While his wife and his mother-in-law shrug off the visions and claim that there must be a normal explanation for why they’re all visualizing a similar future, Michael turns into an evangelist and starts telling everyone about what he’s seeing.  He is especially upset when he discovers that one of his clients is going to be at the forefront of encouraging everyone to get a microchip inserted under their skin.  (We already know from the professor’s visions that people who don’t have the chip will be hunted down and killed in the streets.)  People start to feel a bit uncomfortable around Michael.  He loses his job and his family but still, when the portal appears in the sky, he’s among those who vanish.  His wife and his mother-in-law are not lucky, which sounds like the start of a really sexist joke.  (“Those seven years between the rapture and the second coming were the first peace and quiet I got during my entire marriage!”)
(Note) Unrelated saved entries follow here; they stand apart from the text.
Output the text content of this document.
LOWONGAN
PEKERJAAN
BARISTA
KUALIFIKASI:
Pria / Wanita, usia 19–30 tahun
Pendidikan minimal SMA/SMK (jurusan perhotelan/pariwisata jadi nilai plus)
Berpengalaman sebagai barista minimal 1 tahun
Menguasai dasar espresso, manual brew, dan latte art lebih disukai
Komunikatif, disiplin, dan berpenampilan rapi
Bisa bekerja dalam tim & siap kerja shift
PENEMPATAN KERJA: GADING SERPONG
Clocking in at 57 minutes, The Gathering was produced and released at a time when the Left Behind books were climbing the best seller charts.  It pretty much follows the same formula as those books, with the emphasis less on being a Christian and more on imagining the misery that awaits everyone who isn’t.  In this film, if you’re not a believer, you’re going to be stuck in a world where all of the color has been desaturated and everyone has to wear really ugly, communist-style clothes.  It’s a world where the government monitors everyone’s actions and where questioning those in charge can lead to you being either executed or sent to reeducation camp.  When viewed today, the film feels more like a political tract than a religious one, with the smug but bland and process-obsessed villains serving as a perfect representation of what almost everyone hates about dealing with the bureaucratic state.

Not surprisingly, the film’s budget is low.  There are a few effective shots.  I liked the way that the clouds would “speed up” whenever anyone was starting to have a vision but then the extremely cheap-looking portal appeared in the sky and ruined the illusion.  The film is quickly paced and its portrayal of life under a dictatorship feels believable.  At the same time, a lot of the acting is amateurish and the film itself seems to be more about scaring people than making a case for its beliefs.  It really does seem like the intended audience for this film were people who just wanted to imagine their atheist neighbors having to dress like Trotsky.  But, hey, at least it’s less than an hour long.